Mit einem Wespenstich ist nicht zu spaßen

Wespe

Bald kriegen sie wieder Hunger, die gelb-schwarzen Plagegeister. Immer im Spätsommer lösen die Wespen ihre Nester auf und ziehen als marodierende Banditen durch die Gegend. Kein Zwetschgenkuchen ist dann vor ihnen sicher. Und, wenn man dann nicht aufpasst, kann es gut sein, dass man auch mal einen Wespenstich abbekommt.

Wespen sind zwar normalerweise nicht aggressiv, aber wildes Herumfuchteln und Verscheuchungs-Versuche können auch die bravste Wespe erschrecken – und schon hat man sich einen Wespenstich eingefangen. Wenn es dann doch passiert ist (und es braucht ja nicht unbedingt eine Provokation, um gestochen zu werden, oft ist es einfach Pech oder Zufall), sollte man den Wespenstich sofort kühlen. Das lindert den Schmerz und lässt die Schwellung etwas zurückgehen. Hausmittelchen wie Essiglösung oder Zwiebelscheiben helfen ebenfalls bei der Schmerz- und Schwellungsminderung. Und natürlich gibt es dann auch eine Menge Präparate, die helfen, den Juckreiz besser auszuhalten: Salben, Cremes, Spray – viel falsch kann man da nicht machen.

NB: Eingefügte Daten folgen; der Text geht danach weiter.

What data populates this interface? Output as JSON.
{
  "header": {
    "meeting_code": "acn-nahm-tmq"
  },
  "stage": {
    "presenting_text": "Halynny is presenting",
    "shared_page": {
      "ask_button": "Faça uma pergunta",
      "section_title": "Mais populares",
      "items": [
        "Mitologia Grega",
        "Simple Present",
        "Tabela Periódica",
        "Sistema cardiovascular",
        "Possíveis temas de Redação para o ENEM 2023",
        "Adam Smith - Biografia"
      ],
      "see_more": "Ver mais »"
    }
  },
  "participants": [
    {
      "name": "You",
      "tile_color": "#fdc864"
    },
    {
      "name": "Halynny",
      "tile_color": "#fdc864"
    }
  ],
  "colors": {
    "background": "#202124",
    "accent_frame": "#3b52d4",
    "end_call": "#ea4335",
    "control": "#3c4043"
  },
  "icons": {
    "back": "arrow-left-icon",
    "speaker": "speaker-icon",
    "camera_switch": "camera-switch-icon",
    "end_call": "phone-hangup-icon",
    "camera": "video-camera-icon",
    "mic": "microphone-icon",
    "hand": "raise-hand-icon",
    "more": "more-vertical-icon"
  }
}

Eigentlich ist ein Wespenstich ja harmlos, Bienenstiche sind normalerweise schmerzhafter, weil der Bienenstachel in der Haut steckenbleibt und weiter Gift in die Haut hineinpumpt. Eine Wespe verliert den Stachel nicht und kann deswegen mehrmals zustechen. Im Mund- oder Rachenraum kann ein Wespenstich allerdings lebensbedrohlich sein, da die Atemwege zuschwellen können. Für Insektengift-Allergiker ist ein Wespenstich ebenfalls kein Spaß: Im schlimmsten Fall kann es zu einem anaphylaktischen Schock kommen, der ohne ärztliche Hilfe oder die richtigen Medikamente schlimm enden kann. Vorsicht ist hier also mal wieder besser als Nachsicht: Ein super Tipp ist zum Beispiel das Wespenablenkungsmanöver – einfach ein paar überreife Trauben etwa zehn Meter vom Esstisch aufstellen, die Wespen können den Trauben nicht widerstehen und lassen die Tafel und die Beteiligten in Ruhe. So wird ein Wespenstich effektiv vermieden.